To find the affected node, first list all the Geo Nodes you have:
```
GeoNode.all
```
Repair the affected Geo node by specifying the ID:
```
GeoNode.find(<id>).repair
```

HTTP response code errors

Secondary site returns 502 errors with Geo proxying

When Geo proxying for secondary sites is enabled, and the secondary site user interface returns 502 errors, it is possible that the response header proxied from the primary site is too large.
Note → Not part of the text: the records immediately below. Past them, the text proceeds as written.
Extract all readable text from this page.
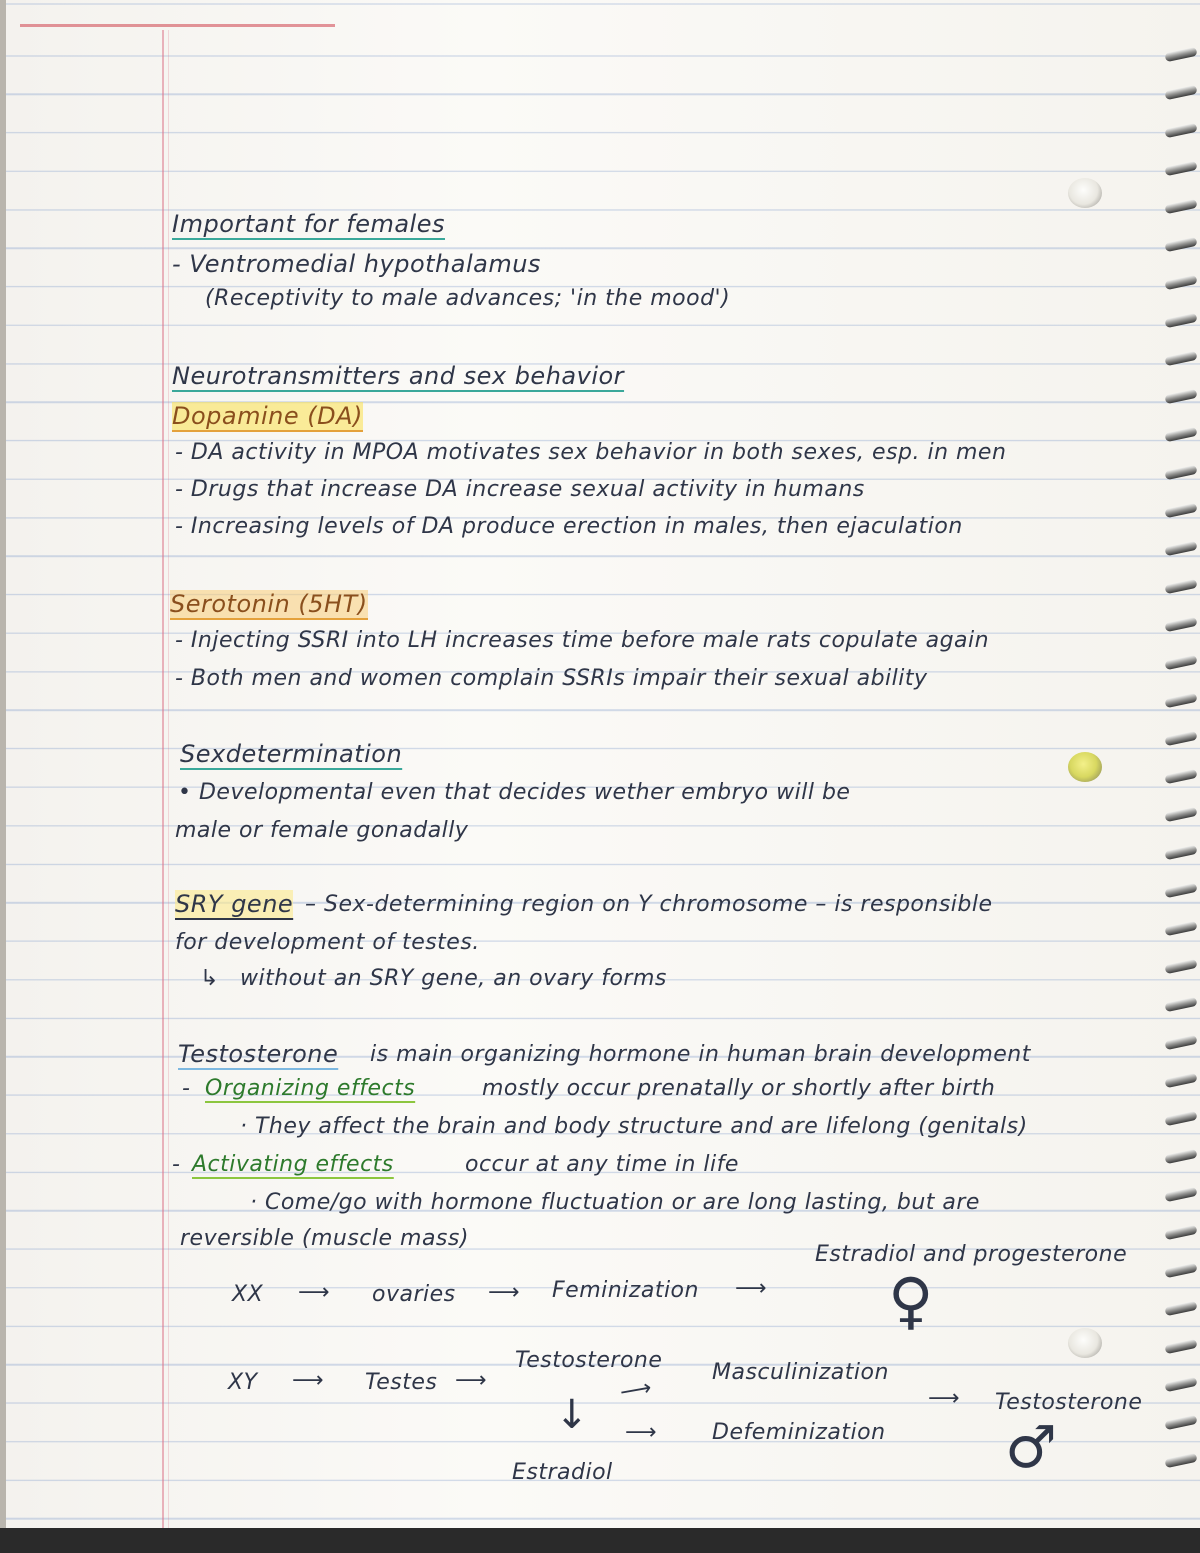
Important for females
- Ventromedial hypothalamus
(Receptivity to male advances; 'in the mood')
Neurotransmitters and sex behavior
Dopamine (DA)
- DA activity in MPOA motivates sex behavior in both sexes, esp. in men
- Drugs that increase DA increase sexual activity in humans
- Increasing levels of DA produce erection in males, then ejaculation
Serotonin (5HT)
- Injecting SSRI into LH increases time before male rats copulate again
- Both men and women complain SSRIs impair their sexual ability
Sexdetermination
• Developmental even that decides wether embryo will be
male or female gonadally
SRY gene – Sex-determining region on Y chromosome – is responsible
for development of testes.
↳ without an SRY gene, an ovary forms
Testosterone is main organizing hormone in human brain development
- Organizing effects	mostly occur prenatally or shortly after birth
· They affect the brain and body structure and are lifelong (genitals)
- Activating effects	occur at any time in life
· Come/go with hormone fluctuation or are long lasting, but are
reversible (muscle mass)
Estradiol and progesterone
XX ⟶ ovaries ⟶ Feminization ⟶ ♀
Testosterone Masculinization
XY ⟶ Testes ⟶	⟶
↓	⟶ Testosterone
⟶ Defeminization ♂
Estradiol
Check the NGINX logs for errors similar to this example:

2022/01/26 00:02:13 [error] 26641#0: *829148 upstream sent too big header while reading response header from upstream, client: 10.0.2.2, server: geo.staging.gitlab.com, request: "POST /users/sign_in HTTP/2.0", upstream: "http://unix:/var/opt/gitlab/gitlab-workhorse/sockets/socket:/users/sign_in", host: "geo.staging.gitlab.com", referrer: "https://geo.staging.gitlab.com/users/sign_in"

To resolve this issue:

Set nginx['proxy_custom_buffer_size'] = '8k' in /etc/gitlab.rb on all web nodes on the secondary site.
Reconfigure the secondary using sudo gitlab-ctl reconfigure.

If you still get this error, you can further increase the buffer size by repeating the steps above and changing the 8k size, for example by doubling it to 16k.
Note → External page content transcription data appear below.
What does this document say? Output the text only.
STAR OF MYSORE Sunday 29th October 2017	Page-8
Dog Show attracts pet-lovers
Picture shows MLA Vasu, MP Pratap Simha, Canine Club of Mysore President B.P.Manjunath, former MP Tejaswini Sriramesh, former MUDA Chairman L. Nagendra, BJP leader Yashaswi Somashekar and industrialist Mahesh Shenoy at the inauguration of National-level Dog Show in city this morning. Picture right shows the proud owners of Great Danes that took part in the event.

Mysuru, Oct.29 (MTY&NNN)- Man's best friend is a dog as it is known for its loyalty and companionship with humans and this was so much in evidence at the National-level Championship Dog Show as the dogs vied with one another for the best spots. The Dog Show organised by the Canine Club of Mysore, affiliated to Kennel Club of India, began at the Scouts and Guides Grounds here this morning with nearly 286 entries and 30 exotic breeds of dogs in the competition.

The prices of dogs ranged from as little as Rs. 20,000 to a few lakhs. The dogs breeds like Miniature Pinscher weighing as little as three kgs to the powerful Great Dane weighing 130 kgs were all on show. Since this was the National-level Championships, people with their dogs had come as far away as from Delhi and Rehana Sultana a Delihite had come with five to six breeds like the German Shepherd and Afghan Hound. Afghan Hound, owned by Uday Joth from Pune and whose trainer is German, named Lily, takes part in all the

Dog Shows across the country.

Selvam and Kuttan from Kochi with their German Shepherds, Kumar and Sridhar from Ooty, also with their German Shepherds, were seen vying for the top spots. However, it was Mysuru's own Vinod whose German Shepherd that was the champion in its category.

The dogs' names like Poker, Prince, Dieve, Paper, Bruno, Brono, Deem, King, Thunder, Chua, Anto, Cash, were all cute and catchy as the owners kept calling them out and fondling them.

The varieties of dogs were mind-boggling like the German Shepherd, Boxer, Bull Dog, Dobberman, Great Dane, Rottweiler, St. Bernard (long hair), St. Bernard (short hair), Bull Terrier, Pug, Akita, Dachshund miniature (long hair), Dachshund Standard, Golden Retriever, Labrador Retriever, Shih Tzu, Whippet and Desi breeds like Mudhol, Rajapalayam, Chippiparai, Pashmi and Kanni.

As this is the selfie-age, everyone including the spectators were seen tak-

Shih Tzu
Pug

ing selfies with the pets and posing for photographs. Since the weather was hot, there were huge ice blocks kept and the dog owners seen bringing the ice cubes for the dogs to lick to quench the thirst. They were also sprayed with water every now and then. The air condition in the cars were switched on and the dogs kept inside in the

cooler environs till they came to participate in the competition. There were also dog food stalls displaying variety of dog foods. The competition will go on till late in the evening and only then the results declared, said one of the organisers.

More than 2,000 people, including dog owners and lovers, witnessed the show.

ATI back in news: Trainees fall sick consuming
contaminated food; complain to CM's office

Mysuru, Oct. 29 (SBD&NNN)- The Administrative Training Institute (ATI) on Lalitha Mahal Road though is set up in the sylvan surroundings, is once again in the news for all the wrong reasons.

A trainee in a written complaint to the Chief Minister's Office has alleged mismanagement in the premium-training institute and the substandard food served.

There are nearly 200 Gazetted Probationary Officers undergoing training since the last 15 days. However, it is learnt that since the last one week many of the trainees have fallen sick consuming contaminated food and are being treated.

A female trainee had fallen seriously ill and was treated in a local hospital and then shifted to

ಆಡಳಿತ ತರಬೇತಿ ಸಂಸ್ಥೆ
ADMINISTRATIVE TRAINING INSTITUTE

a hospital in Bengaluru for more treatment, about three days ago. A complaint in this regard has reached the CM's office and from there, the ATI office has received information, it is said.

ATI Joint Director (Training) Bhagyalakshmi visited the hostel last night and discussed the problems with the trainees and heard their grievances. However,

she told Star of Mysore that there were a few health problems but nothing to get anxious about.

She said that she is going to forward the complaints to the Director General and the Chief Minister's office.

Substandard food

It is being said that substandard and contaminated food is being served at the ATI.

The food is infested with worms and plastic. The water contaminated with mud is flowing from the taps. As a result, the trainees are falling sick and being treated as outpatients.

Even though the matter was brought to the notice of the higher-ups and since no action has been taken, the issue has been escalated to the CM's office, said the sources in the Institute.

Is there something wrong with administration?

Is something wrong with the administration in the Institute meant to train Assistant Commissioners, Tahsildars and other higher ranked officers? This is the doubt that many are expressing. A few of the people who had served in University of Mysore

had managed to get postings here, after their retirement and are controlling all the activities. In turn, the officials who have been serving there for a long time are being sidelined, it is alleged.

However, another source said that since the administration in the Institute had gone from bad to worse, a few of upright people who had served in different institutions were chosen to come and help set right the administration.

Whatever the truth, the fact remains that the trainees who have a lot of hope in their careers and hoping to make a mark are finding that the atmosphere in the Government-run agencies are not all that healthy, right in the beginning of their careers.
Geo Admin area shows 'Unknown' for health status and 'Request failed with status code 401'

If using a load balancer, ensure that the load balancer's URL is set as the external_url in the /etc/gitlab/gitlab.rb of the nodes behind the load balancer.

Primary site returns 500 error when accessing `/admin/geo/replication/projects`

Navigating to Admin > Geo > Replication (or /admin/geo/replication/projects) on a primary Geo site, shows a 500 error, while that same link on the secondary works fine. The primary's production.log has a similar entry to the following:

Geo::TrackingBase::SecondaryNotConfigured: Geo secondary database is not configured
  from ee/app/models/geo/tracking_base.rb:26:in `connection'
  [..]
  from ee/app/views/admin/geo/projects/_all.html.haml:1

On a Geo primary site this error can be ignored.

This happens because GitLab is attempting to display registries from the Geo tracking database which doesn't exist on the primary site (only the original projects exist on the primary; no replicated projects are present, therefore no tracking database exists).

Secondary site returns 400 error "Request header or cookie too large"

This error can happen when the internal URL of the primary site is incorrect.

For example, when you use a unified URL and the primary site's internal URL is also equal to the external URL. This causes a loop when a secondary site proxies requests to the primary site's internal URL.

To fix this issue, set the primary site's internal URL to a URL that is:

Unique to the primary site.
Accessible from all secondary sites.

Visit the primary site.
Set up the internal URLs.

Secondary site returns `Received HTTP code 403 from proxy after CONNECT`

If you have installed GitLab using the Linux package (Omnibus) and have configured the no_proxy custom environment variable for Gitaly, you may experience this issue. Affected versions:

15.4.6
15.5.0-15.5.6
15.6.0-15.6.3
15.7.0-15.7.1

This is due to a bug introduced in the included version of cURL shipped with the Linux package 15.4.6 and later. You should upgrade to a later version where this has been fixed.

The bug causes all wildcard domains (.example.com) to be ignored except for the last on in the no_proxy environment variable list. Therefore, if for any reason you cannot upgrade to a newer version, you can work around the issue by moving your wildcard domain to the end of the list:

Edit /etc/gitlab/gitlab.rb:

gitaly['env'] = {
  "no_proxy" => "sever.yourdomain.org, .yourdomain.com",
}

Reconfigure GitLab:
```
sudo gitlab-ctl reconfigure
```

You can have only one wildcard domain in the no_proxy list.

Geo Admin area returns 404 error for a secondary site

Sometimes sudo gitlab-rake gitlab:geo:check indicates that Rails nodes of the secondary sites are healthy, but a 404 Not Found error message for the secondary site is returned in the Geo Admin area on the web interface for the primary site.